Health systems are still struggling to cope with the long-term financial impact of the ongoing pandemic. Shifting site-of-care models and recurring postponed or canceled elective procedures have left revenue streams more unpredictable than ever. While profitable outpatient volumes remain below pre-pandemic levels, hospitals continue to be overwhelmed with sicker, higher acuity cases—mostly COVID-19 patients—that incur higher costs from longer inpatient stays and more intensive treatments.
The systems are also dealing with pandemic side effects of supply disruptions and clinician burnout that are resulting in significant jumps in labor and supply costs. In a recent industry report, hospital margins are expected to remain below pre-pandemic levels, with over a third of hospitals reporting negative margins in 2021.
Searching for savings
Facing a challenging financial outlook, health systems are looking for creative ways to cut their operating and capital expenses to create financial stability. Many health systems are engaging in large-scale cost transformation projects with the goal of cutting millions in expenses and cutting superfluous spending across the entire organization.
Often, these cost transformation projects are overly complex, span several functional areas, and are difficult to garner leadership buy-in or effectively implement.

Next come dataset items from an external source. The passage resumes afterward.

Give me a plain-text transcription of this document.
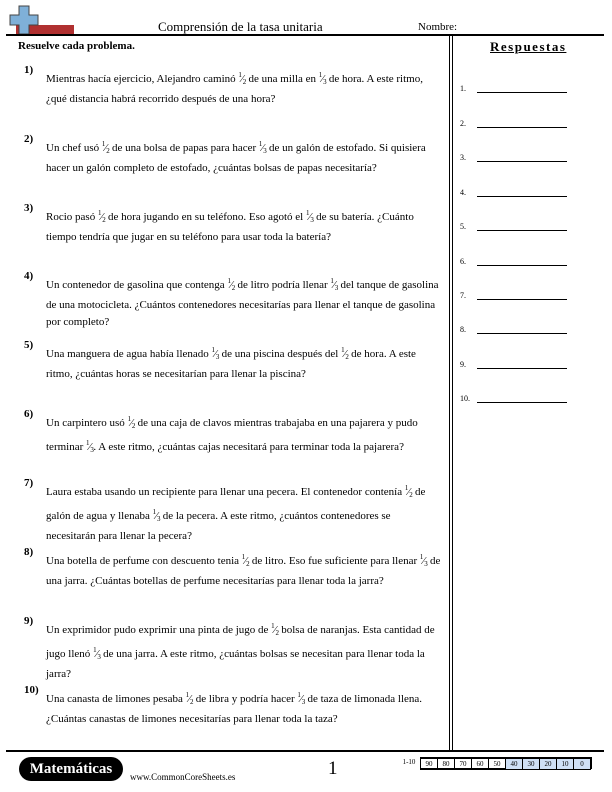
Comprensión de la tasa unitaria	Nombre:
Resuelve cada problema.	Respuestas
1)
Mientras hacía ejercicio, Alejandro caminó $^1⁄_2$ de una milla en $^1⁄_3$ de hora. A este ritmo, ¿qué distancia habrá recorrido después de una hora?
2)
Un chef usó $^1⁄_2$ de una bolsa de papas para hacer $^1⁄_3$ de un galón de estofado. Si quisiera hacer un galón completo de estofado, ¿cuántas bolsas de papas necesitaría?
3)
Rocio pasó $^1⁄_2$ de hora jugando en su teléfono. Eso agotó el $^1⁄_3$ de su batería. ¿Cuánto tiempo tendría que jugar en su teléfono para usar toda la batería?
4)
Un contenedor de gasolina que contenga $^1⁄_2$ de litro podría llenar $^1⁄_3$ del tanque de gasolina de una motocicleta. ¿Cuántos contenedores necesitarías para llenar el tanque de gasolina por completo?
5)
Una manguera de agua había llenado $^1⁄_3$ de una piscina después del $^1⁄_2$ de hora. A este ritmo, ¿cuántas horas se necesitarían para llenar la piscina?
6)
Un carpintero usó $^1⁄_2$ de una caja de clavos mientras trabajaba en una pajarera y pudo terminar $^1⁄_3$. A este ritmo, ¿cuántas cajas necesitará para terminar toda la pajarera?
7)
Laura estaba usando un recipiente para llenar una pecera. El contenedor contenía $^1⁄_2$ de galón de agua y llenaba $^1⁄_3$ de la pecera. A este ritmo, ¿cuántos contenedores se necesitarán para llenar la pecera?
8)
Una botella de perfume con descuento tenia $^1⁄_2$ de litro. Eso fue suficiente para llenar $^1⁄_3$ de una jarra. ¿Cuántas botellas de perfume necesitarías para llenar toda la jarra?
9)
Un exprimidor pudo exprimir una pinta de jugo de $^1⁄_2$ bolsa de naranjas. Esta cantidad de jugo llenó $^1⁄_3$ de una jarra. A este ritmo, ¿cuántas bolsas se necesitan para llenar toda la jarra?
10)
Una canasta de limones pesaba $^1⁄_2$ de libra y podría hacer $^1⁄_3$ de taza de limonada llena. ¿Cuántas canastas de limones necesitarías para llenar toda la taza?
1.
2.
3.
4.
5.
6.
7.
8.
9.
10.
Matemáticas	www.CommonCoreSheets.es	1	1-10	90	80	70	60	50	40	30	20	10	0
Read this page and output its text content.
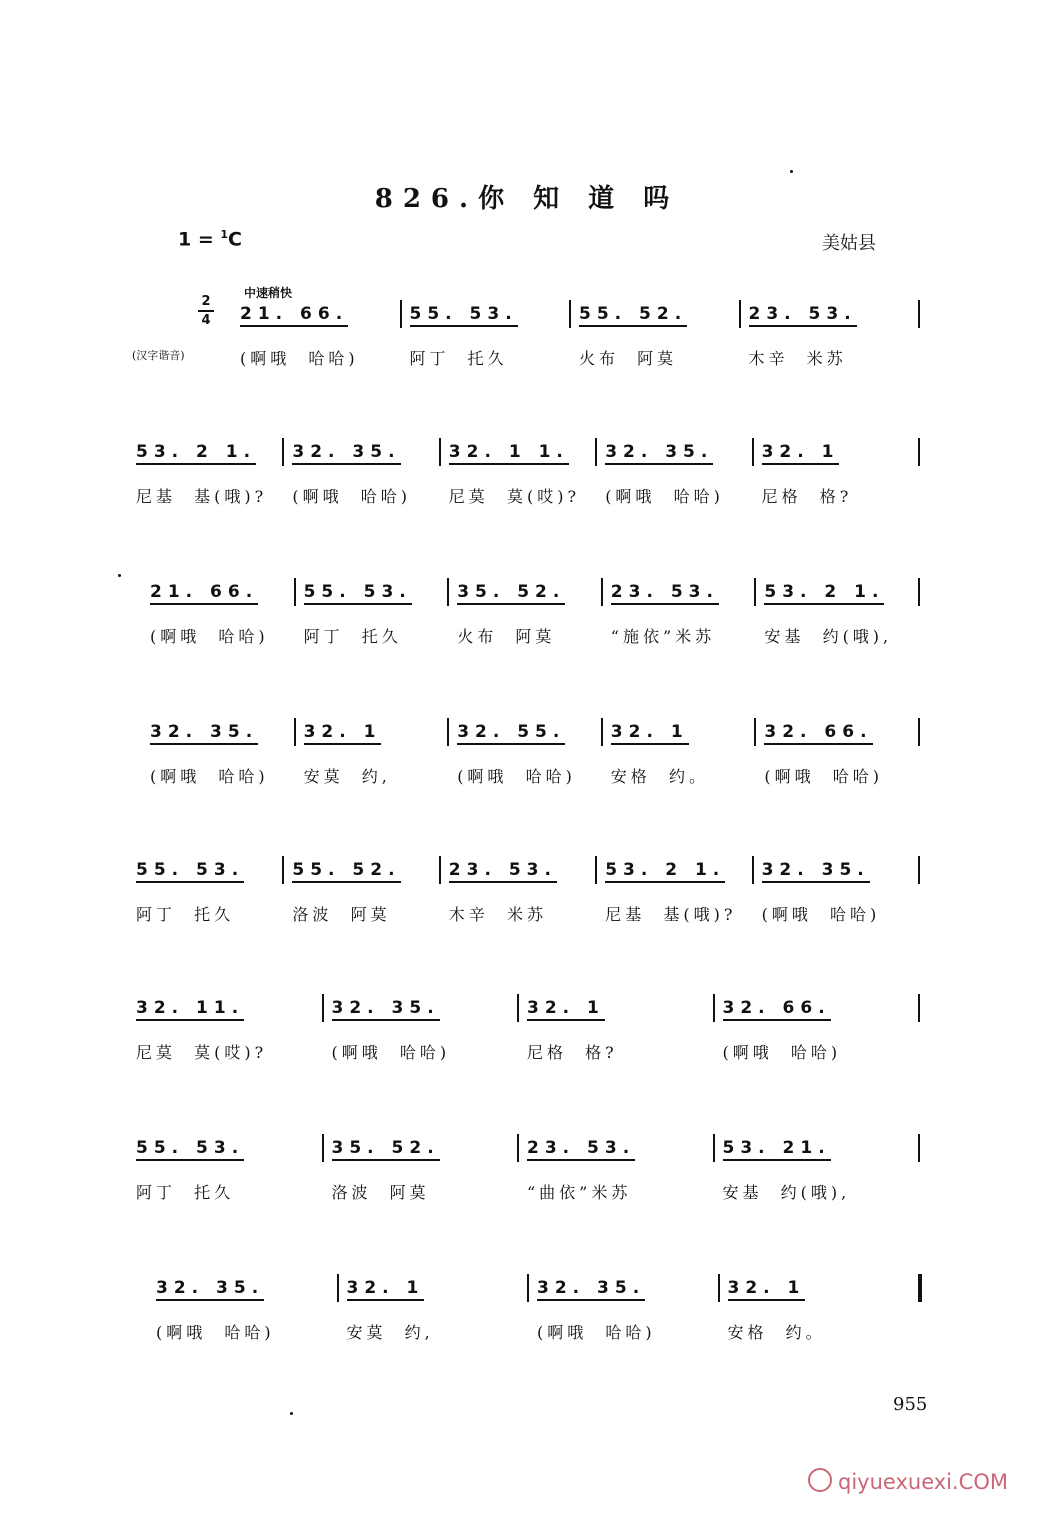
826.你 知 道 吗
1 = $^1$C	美姑县
中速稍快
2
4
(汉字谐音)
21. 66.
(啊哦  哈哈)
55. 53.
阿丁  托久
55. 52.
火布  阿莫
23. 53.
木辛  米苏
53. 2 1.
尼基  基(哦)?
32. 35.
(啊哦  哈哈)
32. 1 1.
尼莫  莫(哎)?
32. 35.
(啊哦  哈哈)
32. 1
尼格  格?
21. 66.
(啊哦  哈哈)
55. 53.
阿丁  托久
35. 52.
火布  阿莫
23. 53.
“施依”米苏
53. 2 1.
安基  约(哦),
32. 35.
(啊哦  哈哈)
32. 1
安莫  约,
32. 55.
(啊哦  哈哈)
32. 1
安格  约。
32. 66.
(啊哦  哈哈)
55. 53.
阿丁  托久
55. 52.
洛波  阿莫
23. 53.
木辛  米苏
53. 2 1.
尼基  基(哦)?
32. 35.
(啊哦  哈哈)
32. 11.
尼莫  莫(哎)?
32. 35.
(啊哦  哈哈)
32. 1
尼格  格?
32. 66.
(啊哦  哈哈)
55. 53.
阿丁  托久
35. 52.
洛波  阿莫
23. 53.
“曲依”米苏
53. 21.
安基  约(哦),
32. 35.
(啊哦  哈哈)
32. 1
安莫  约,
32. 35.
(啊哦  哈哈)
32. 1
安格  约。
955
qiyuexuexi.COM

Additionally, these consulting activities can cost millions in current budget dollars but take years to produce the promised savings.
A more effective approach would be to focus on a specific area to identify potential savings. By targeting certain functional areas or business processes for improvement, it can be easier to collaborate with key leaders and management teams to implement changes that drive results.
Leverage what you have
A health system’s clinical assets account for 25% of a health systems’ capital expenditures on average. And the operating costs to maintain the performance of these medical devices can be a big line item on the budget. Because most health systems don’t see their medical devices as a strategic resource, they don’t realize the hidden savings they hold.
The team that manages these clinical assets, clinical engineering, is a good place to start when looking for opportunities for improvement. Clinical engineering departments can leverage their technology and inventory data to identify devices that are costly to maintain or should be retired from use, which can lower operating expense costs.
TRIMEDX provides comprehensive clinical asset management solutions that expands the focus beyond device repair and maintenance to optimize the entire lifecycle of clinical assets from acquisition to disposal. This comprehensive solution offers an advanced clinical asset analytics platform that provides visibility into your entire clinical asset inventory and proactively identifies significant savings by highlighting devices that are in excess when benchmarked against patient volumes or devices that are underutilized.
Create sustainable savings
Optimizing your clinical asset inventory isn’t just a one-time savings project. To create sustainable savings, the data and clinical asset analytics provided from your clinical engineering technology should be fully incorporated into the capital planning decision-making process.
With a comprehensive clinical asset management approach that references best-practice inventory benchmarks and analyzes equipment usage metrics, health systems can make smarter equipment purchase decisions. Delaying the purchase of new equipment by better using the devices they already have or preventing overbuying devices based on patient demand trends can save health systems millions in capital expenses.
Health systems that establish capital planning governance to leverage objective inventory data and analytics will be able to develop a standardized process that is repeatable and sustainable for long-term optimization and financial success.